Stop Saying You Don’t Have Enough Time

Whenever I ask someone what is stopping them from doing or going after something that is important to them — pursuing a big dream, starting a new business, writing a book, getting fit, traveling abroad — I usually get the same response: “I don’t have enough time.” This is often followed by the second most common response, “I don’t have enough money.” A valid reason for sure, but for now, let’s focus on this so-called lack of time.

First, let’s agree that time is a fixed, finite resource. No one I know of is a mystical, traveling master of space and time. As cool as Doctor Who’s TARDIS is, time machines don’t exist (yet). We can’t create new minutes in the day or add years where there were once none. Time just is. And when it is passed, it is gone forever, never to be reclaimed, reprocessed, or redistributed.

To quote the wizard Gandalf, “All we have to decide is what to do with the time that is given us.” Our time — or our perceived lack of it — comes down to making decisions and setting priorities.

“The great dividing line between success and failure can be stated in five words: I did not have time.” -Henry Davenport

Once at a writers workshop, an attendee asked the author Lawrence Block for some tips about time management. His stern reply was that if you’re not writing it is because you really don’t want to write, because if you did, you’d already be writing and there would be no need to manage your time.

The sad truth is that much of what we claim to want is nothing more than vague fantasy and wishful thinking — things that would be nice to have, but that we have no real, heartfelt intention of making a reality. In the case of the writers workshop attendee, it is likely that this would-be writer was more in love with the idea of being a famous author than they were with the daily practice of putting pen to paper.

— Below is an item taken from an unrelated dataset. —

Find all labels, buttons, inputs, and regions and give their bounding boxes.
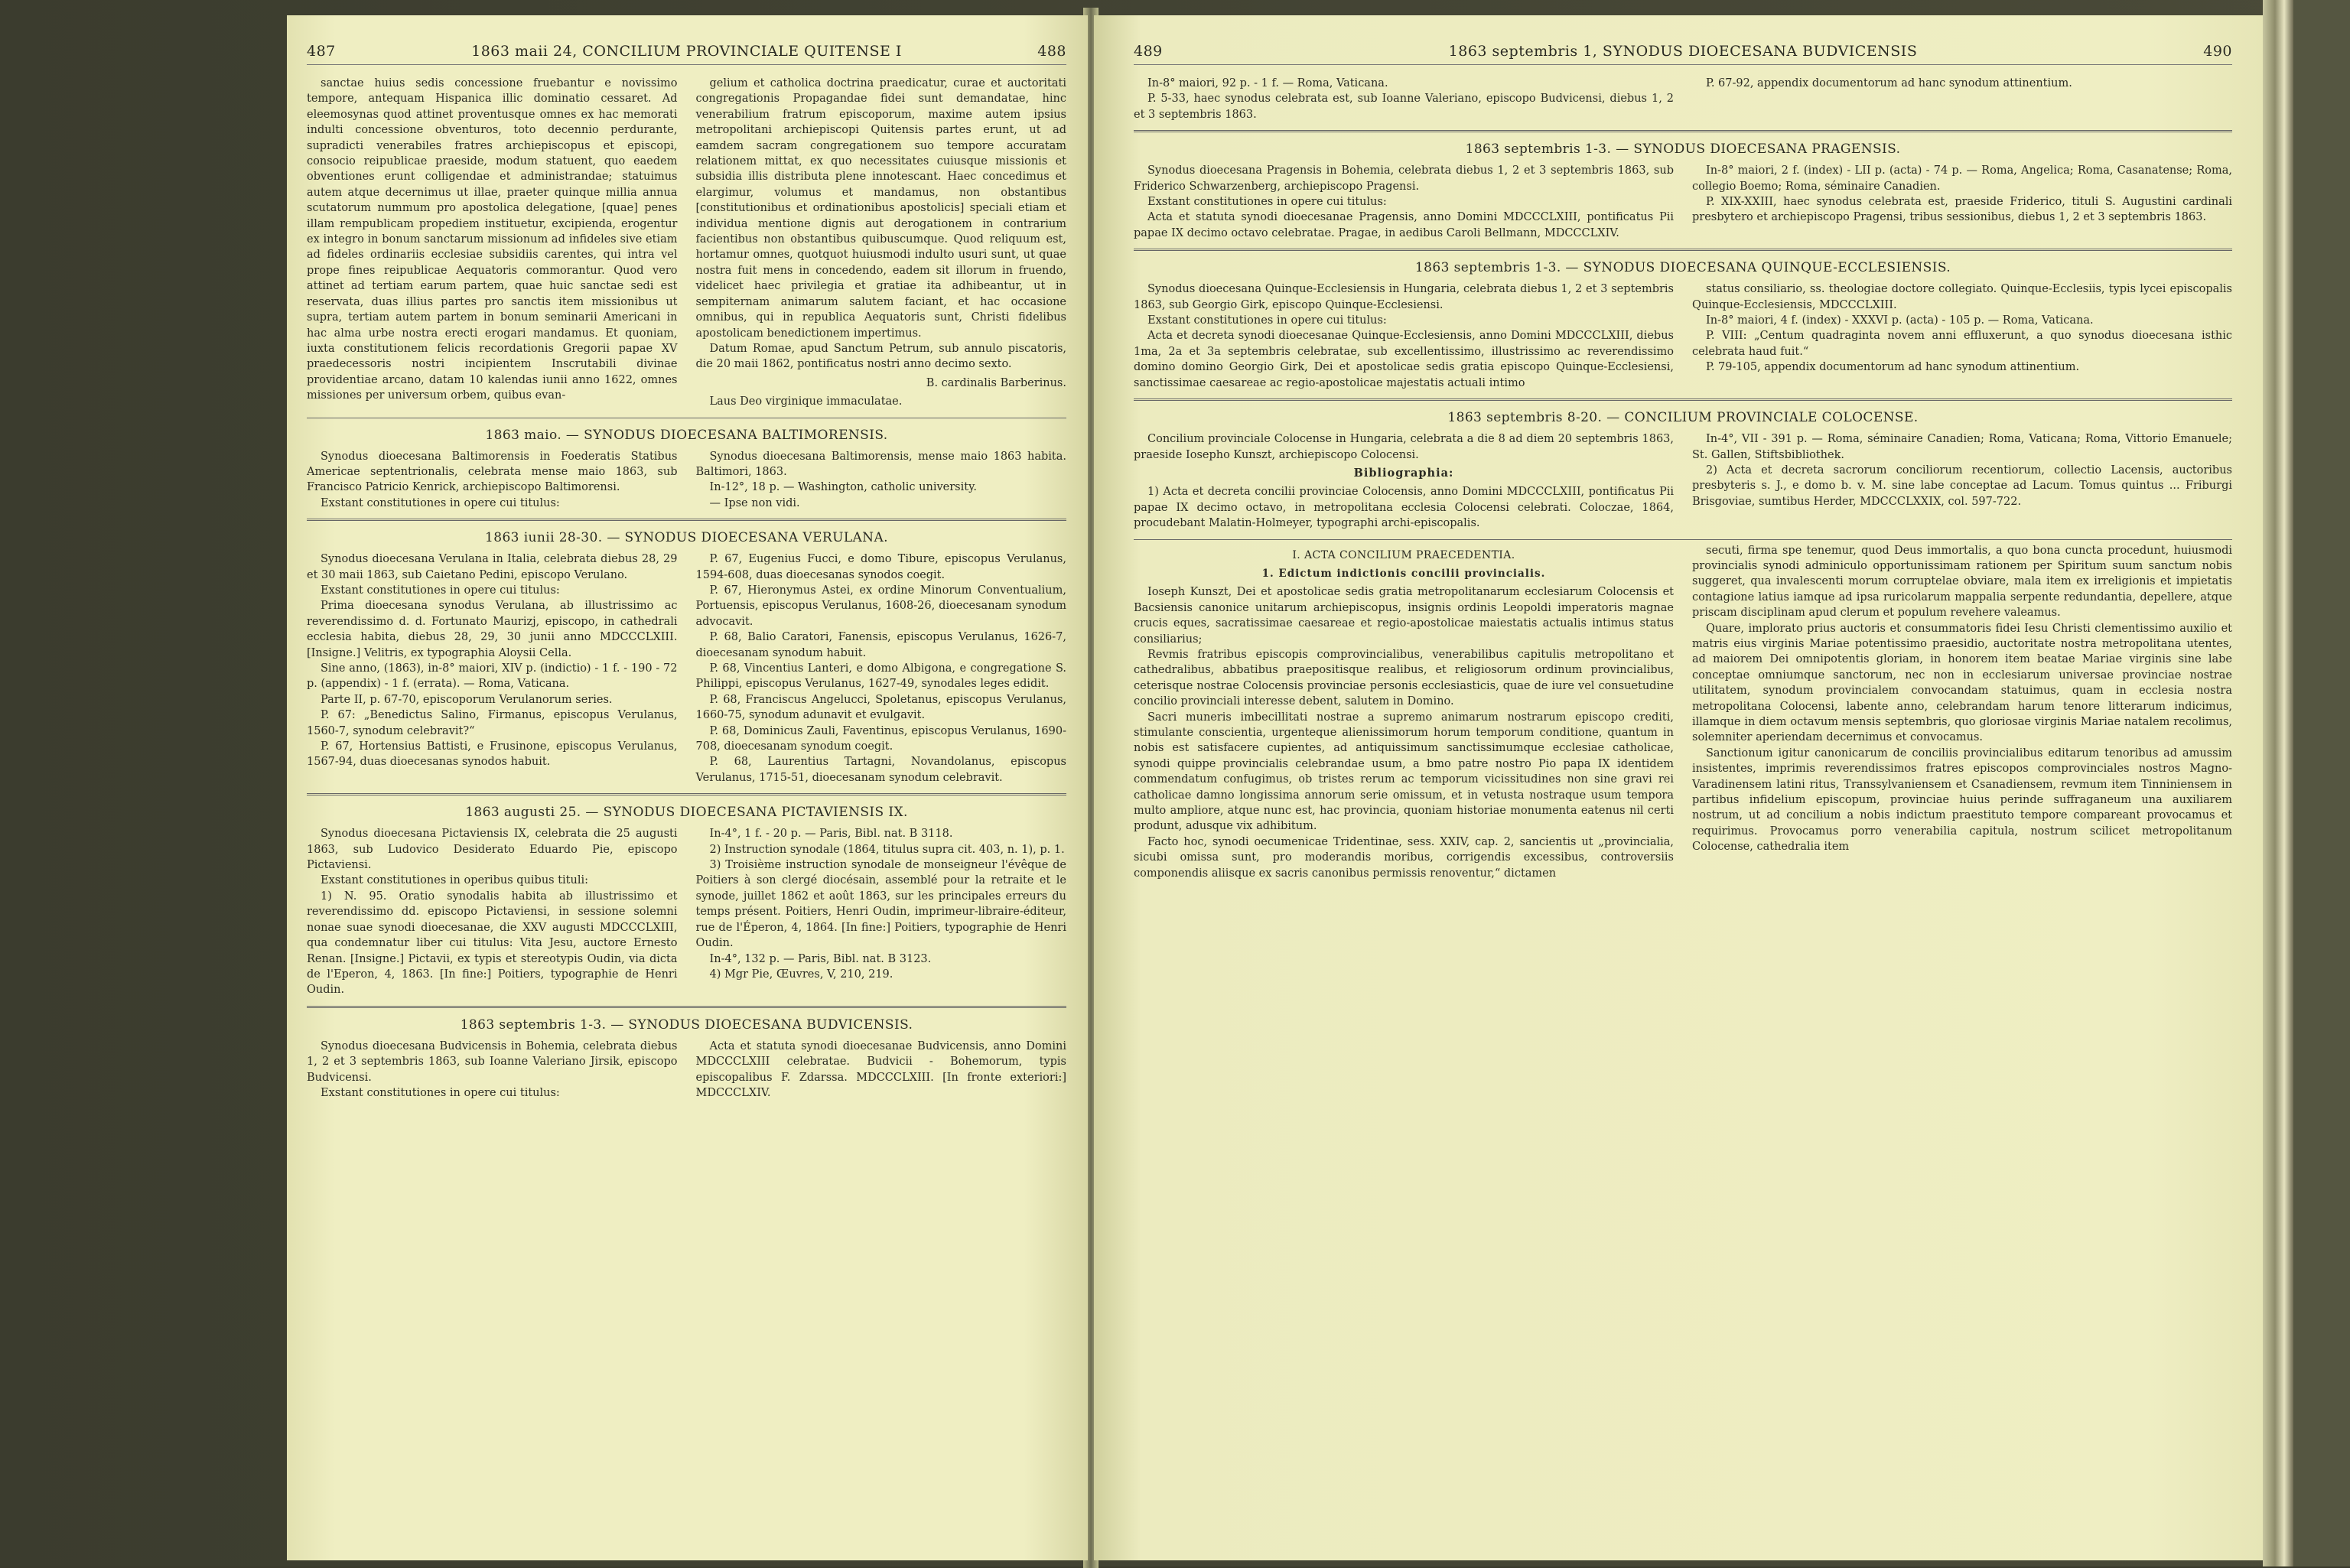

The happy truth is we always have enough time for what (we think) is important to us. Our whole day, and even our whole lives, are evidence of our priorities. I don’t have to decide to shower or brush my teeth everyday. I enjoy being clean, so I allot time for it. I enjoy the things I can buy with my paycheck, so I allot time for working and commuting. It is never hard to find time for the things that are important to me. And when I have competing desires, I prioritize and choose the one I want more.

If you take an honest look at your life, it is apparent what you’ve decided your priorities are. On the whole, your current results are proof of your prior decisions, or lack thereof — which, ironically, is also a decision.

Where in your life are misusing your time? Are you binge-watching seasons of television shows when you could be developing your business plan? Are you scrolling through Facebook and Instagram (guilty as charged) when you could be writing your novel? Are you idly texting when you could be out for a jog? Are you over-scheduling your family life with every PTA meeting, soccer game, piano lessons, and volunteer committee? This is not to say that engaging in entertainment, social media, or other activities are bad or wrong, but they do tend to suck up a lot of time.

Author and speaker James Clear said, “Our behavior is perhaps the strongest indicator of what we believe and what we value.”

Want is important to you, really? If there is anything out there that you want to do, go after it. Go get it, chase it down. Quit stalling and quit making excuses. Instead, set your priorities and make some decisions.

But whatever you do, quit saying you don’t have enough time.